The Brazilian Tragicomedy Of Tom Zé
On a stiflingly hot Brazilian summer afternoon, I’m in the São Paulo apartment of a man whom the international press has called a cultural cannibal, a revolutionary anarchist, a mad scientist, a rebel master and a Brazilian madman. “Europe calls me ‘dada,’ the United States calls me ‘odd,’ ‘weirdo,’ and all these names which mean misguided,” says Tom Zé, grinning wryly when asked about his iconoclasm. “There is an exacerbated attempt to classify everything in sight. They have to fit me somewhere, don’t they?”
His answer, I confess, makes me feel a bit silly, but I couldn’t have avoided the question. Not while sitting in front of this vigorous 70-year-old man, whose recorded output reflects his abundant energy. Physically and musically, Zé is still in great shape: he’s animated, agile and verbally formidable. His face shows no signs of fatigue, even after 40 years in the trenches of a singular musical style so daring and fearless that, in 1960s Brazil, not even the cannibalistic Tropicália movement understood him.
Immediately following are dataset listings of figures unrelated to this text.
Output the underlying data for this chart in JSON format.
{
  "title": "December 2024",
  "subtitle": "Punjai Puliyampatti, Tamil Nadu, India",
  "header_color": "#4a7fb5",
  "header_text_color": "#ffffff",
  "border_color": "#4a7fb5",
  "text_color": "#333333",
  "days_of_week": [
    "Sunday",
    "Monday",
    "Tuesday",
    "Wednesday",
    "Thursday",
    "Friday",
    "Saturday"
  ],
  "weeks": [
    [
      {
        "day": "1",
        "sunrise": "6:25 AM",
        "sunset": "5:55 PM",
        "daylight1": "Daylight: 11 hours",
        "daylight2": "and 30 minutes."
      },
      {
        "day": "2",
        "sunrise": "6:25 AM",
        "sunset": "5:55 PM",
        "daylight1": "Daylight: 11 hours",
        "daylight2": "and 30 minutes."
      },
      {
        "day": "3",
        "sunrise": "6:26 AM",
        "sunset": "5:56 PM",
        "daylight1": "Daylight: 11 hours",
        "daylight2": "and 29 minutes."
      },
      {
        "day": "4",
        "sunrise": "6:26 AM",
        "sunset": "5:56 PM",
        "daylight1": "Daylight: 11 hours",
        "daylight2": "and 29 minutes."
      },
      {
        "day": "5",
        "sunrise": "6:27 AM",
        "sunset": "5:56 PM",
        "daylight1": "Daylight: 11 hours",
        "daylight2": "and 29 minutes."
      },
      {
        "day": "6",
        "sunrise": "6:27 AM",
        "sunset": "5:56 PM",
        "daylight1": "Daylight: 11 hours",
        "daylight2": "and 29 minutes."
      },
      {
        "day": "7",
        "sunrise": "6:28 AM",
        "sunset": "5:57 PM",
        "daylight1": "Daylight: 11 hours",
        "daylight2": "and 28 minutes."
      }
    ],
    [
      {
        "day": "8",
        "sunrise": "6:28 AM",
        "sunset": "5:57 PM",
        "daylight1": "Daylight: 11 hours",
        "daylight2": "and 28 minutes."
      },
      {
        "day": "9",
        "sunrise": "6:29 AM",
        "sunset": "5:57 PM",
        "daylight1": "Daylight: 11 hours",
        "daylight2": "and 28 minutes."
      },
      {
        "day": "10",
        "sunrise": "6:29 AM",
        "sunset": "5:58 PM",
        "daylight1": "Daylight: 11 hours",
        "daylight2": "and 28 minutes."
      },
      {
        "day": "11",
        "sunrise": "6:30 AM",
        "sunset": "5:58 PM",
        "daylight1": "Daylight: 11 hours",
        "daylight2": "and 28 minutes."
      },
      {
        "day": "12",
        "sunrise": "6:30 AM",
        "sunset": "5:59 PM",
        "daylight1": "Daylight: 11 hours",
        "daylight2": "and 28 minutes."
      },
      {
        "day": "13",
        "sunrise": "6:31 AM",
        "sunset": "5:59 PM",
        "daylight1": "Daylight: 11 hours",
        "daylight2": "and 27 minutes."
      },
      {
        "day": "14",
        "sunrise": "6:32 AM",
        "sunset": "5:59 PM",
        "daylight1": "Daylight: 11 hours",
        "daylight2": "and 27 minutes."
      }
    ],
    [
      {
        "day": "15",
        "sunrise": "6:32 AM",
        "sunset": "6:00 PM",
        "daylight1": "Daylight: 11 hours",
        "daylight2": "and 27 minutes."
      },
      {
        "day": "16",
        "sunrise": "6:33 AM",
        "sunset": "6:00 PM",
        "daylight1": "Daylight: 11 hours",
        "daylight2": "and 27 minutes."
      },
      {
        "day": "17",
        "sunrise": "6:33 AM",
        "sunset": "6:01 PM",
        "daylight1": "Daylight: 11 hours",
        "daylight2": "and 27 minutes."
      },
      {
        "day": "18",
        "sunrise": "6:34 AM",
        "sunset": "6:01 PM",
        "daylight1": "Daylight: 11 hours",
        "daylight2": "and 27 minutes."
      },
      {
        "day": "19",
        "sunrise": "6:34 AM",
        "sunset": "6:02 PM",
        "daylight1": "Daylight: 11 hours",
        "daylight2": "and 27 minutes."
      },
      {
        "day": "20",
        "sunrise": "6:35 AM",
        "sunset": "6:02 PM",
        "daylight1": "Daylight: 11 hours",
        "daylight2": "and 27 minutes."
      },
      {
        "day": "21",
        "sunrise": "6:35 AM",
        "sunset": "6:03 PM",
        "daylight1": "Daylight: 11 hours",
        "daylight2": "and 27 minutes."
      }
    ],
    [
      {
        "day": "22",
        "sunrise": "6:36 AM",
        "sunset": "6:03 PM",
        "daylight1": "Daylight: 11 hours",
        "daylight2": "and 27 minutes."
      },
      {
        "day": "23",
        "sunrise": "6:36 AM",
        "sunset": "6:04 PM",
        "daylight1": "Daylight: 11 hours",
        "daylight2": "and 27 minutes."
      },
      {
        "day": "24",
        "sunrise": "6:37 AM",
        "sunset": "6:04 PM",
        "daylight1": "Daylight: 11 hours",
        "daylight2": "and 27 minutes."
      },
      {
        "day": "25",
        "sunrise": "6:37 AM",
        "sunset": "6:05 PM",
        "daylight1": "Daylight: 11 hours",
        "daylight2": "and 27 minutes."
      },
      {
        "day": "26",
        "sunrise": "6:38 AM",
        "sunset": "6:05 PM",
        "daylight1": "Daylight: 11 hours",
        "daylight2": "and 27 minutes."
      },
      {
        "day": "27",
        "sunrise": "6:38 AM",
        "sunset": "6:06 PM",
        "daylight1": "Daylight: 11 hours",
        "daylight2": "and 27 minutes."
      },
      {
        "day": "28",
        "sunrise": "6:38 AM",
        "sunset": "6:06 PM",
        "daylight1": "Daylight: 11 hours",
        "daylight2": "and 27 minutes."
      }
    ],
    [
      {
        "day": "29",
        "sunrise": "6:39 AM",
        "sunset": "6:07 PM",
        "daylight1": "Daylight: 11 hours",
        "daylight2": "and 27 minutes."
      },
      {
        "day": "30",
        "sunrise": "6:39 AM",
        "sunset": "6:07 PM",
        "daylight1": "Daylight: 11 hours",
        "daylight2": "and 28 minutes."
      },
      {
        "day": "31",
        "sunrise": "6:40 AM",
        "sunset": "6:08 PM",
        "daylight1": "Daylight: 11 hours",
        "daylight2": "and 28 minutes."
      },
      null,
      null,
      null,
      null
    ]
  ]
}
Persistently experimental, from the beginning of his career Zé has established a restless tradition of manipulating elements from Brazilian music and international pop and rock. A voracious provocateur, in his lyrics Zé resorts to nonsense, biting wit and a very peculiar sense of humor. His good-natured nonconformity can be exemplified in “Complexo de Épico” (“Epic Complex”), from the album Todos os Olhos (All The Eyes, 1973), where he mocks the blasé aura of his contemporaries:
Every Brazilian composer
suffers from a complex
Why then this darn habit
this concern of speaking so seriously
of being so serious, of playing
so seriously, of loving so seriously?
Oh, dear God, go do that in hell!
TROPICÁLIA’S WILD CHILD
Despite an unavoidable association with Tropicália—the ’60s Brazilian music/cultural movement that arose as a reaction against social and political apathy as well as shallow pop pabulum (and was heavily censured by the right-wing dictatorship as a result)—Zé distances himself from the label today, despite appearing on the cover of Tropicalia album/manifesto Ou Panis et Circensis with the movement’s leaders, and despite serving two jail terms for his art. “During Tropicalismo I practically didn’t make any music. It wasn’t a very productive phase for me. I did what I did, but I wasn’t part of it when it started to become serious,” he says.
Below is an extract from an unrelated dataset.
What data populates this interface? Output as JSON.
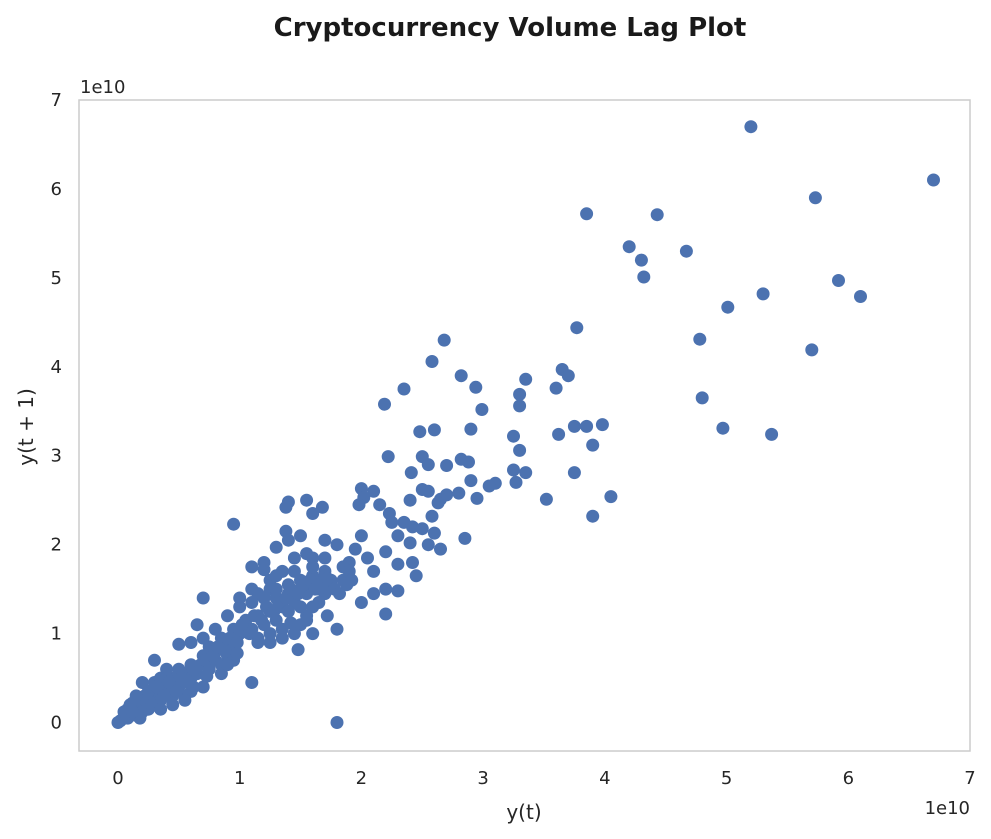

During the ’70s, when the Brazilian dictatorship was tough as ever and the Tropicalia movement ended, Zé proceeded with his kaleidoscopic experiments, feeding his “voracious curiosity,” he says. While his contemporaries from Brazil’s Bahia region—Gilberto Gil and Caetano Veloso—smoothed out their sounds to become the leading lights of MPB (Brazilian Popular Music), Zé followed a musical path that was daring and increasingly uncommercial.
“They were consistently making music within the mainstream, within beauty,” he explains. “I was making a sort of madness that was not called music. I was making ugly music, which was starting to be more and more interesting. I wasn’t making contemplative music, I was throwing line and bait to the audience’s cognition.”